A groundbreaking and controversial gene therapy experiment is underway at New York Presbyterian Hospital. They're transplanting billions of copies of a gene into the brain of a 55-year-old man with Parkinson's Disease. The procedure is designed to help quiet an area of the brain that is overactive in Parkinson's patients and causes uncontrolled movements and stiffness. Researchers first insert the gene called "Gad" into a weakened, harmless virus that serves as the delivery system. The genes are then injected into the brain through a long thin catheter while the patient is awake. It's hoped that the gene will trigger brain cells to make a chemical called "Gaba" which will help reset the overactive cells.
The FDA has approved a small study of 12 patients to determine if the procedure is safe in people. In studies so far, it has worked but only in monkeys.

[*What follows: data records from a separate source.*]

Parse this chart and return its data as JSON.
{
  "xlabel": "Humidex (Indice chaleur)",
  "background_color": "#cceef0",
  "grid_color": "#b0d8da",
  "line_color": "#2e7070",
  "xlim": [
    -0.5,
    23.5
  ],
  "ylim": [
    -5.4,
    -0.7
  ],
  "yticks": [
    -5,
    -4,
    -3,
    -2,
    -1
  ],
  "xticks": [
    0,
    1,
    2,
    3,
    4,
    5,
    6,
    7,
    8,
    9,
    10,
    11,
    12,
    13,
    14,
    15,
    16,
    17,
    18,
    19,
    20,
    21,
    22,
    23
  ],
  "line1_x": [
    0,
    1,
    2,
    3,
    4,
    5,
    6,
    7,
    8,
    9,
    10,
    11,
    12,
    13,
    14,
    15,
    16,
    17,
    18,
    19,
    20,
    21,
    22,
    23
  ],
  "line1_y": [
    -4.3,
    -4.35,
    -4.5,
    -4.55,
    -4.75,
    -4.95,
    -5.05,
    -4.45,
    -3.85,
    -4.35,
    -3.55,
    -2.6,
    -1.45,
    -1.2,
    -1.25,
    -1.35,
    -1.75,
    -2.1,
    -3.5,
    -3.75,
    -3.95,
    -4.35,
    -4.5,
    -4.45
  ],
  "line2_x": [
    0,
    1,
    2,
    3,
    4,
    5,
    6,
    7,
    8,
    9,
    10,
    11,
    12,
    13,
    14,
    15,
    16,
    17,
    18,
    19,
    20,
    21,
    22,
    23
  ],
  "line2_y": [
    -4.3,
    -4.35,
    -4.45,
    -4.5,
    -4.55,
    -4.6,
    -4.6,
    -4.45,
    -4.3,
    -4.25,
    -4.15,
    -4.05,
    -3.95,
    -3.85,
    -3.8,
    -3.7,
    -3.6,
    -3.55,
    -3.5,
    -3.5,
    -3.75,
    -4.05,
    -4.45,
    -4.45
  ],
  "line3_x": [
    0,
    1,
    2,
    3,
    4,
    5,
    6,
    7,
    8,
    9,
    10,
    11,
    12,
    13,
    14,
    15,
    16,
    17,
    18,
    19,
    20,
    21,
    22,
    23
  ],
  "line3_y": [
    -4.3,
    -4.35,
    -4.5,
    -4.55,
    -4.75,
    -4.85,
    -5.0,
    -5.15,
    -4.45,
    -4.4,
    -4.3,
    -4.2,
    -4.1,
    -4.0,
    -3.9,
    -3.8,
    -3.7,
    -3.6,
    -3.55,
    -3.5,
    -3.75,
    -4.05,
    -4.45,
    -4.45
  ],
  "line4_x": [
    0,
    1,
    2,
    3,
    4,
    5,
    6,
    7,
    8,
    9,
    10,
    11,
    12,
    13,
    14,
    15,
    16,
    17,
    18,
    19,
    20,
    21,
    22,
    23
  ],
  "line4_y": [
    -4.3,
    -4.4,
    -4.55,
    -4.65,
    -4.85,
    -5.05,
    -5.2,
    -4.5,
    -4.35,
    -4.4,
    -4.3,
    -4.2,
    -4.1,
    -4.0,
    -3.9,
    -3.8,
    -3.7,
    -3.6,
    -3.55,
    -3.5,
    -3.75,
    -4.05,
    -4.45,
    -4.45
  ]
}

We know kids inherit risk factors for things like heart disease, cancer, diabetes but scientists know very little about the triggers that kick start those illnesses. So, now, the government is about to launch the largest, most expensive, long-range study of kids yet, a $2.5 billion project that will follow 100,000 kids for an unprecedented 21 years. Even before the kids are born, researchers will begin by looking at any chemicals or medications taken during pregnancy. Then later, it will follow these children through adulthood, more than two decades. That's just phase one of this effort. Pediatric Cardiologist Edward Clark says that it is an extraordinary partnership between the national institutes of health, the CDC and the Environmental Protection Agency to finally come to an understanding of how environment interacts with genetics and produces health or disease. enrollment for this monumental 21 year study is expected to begin sometime next year.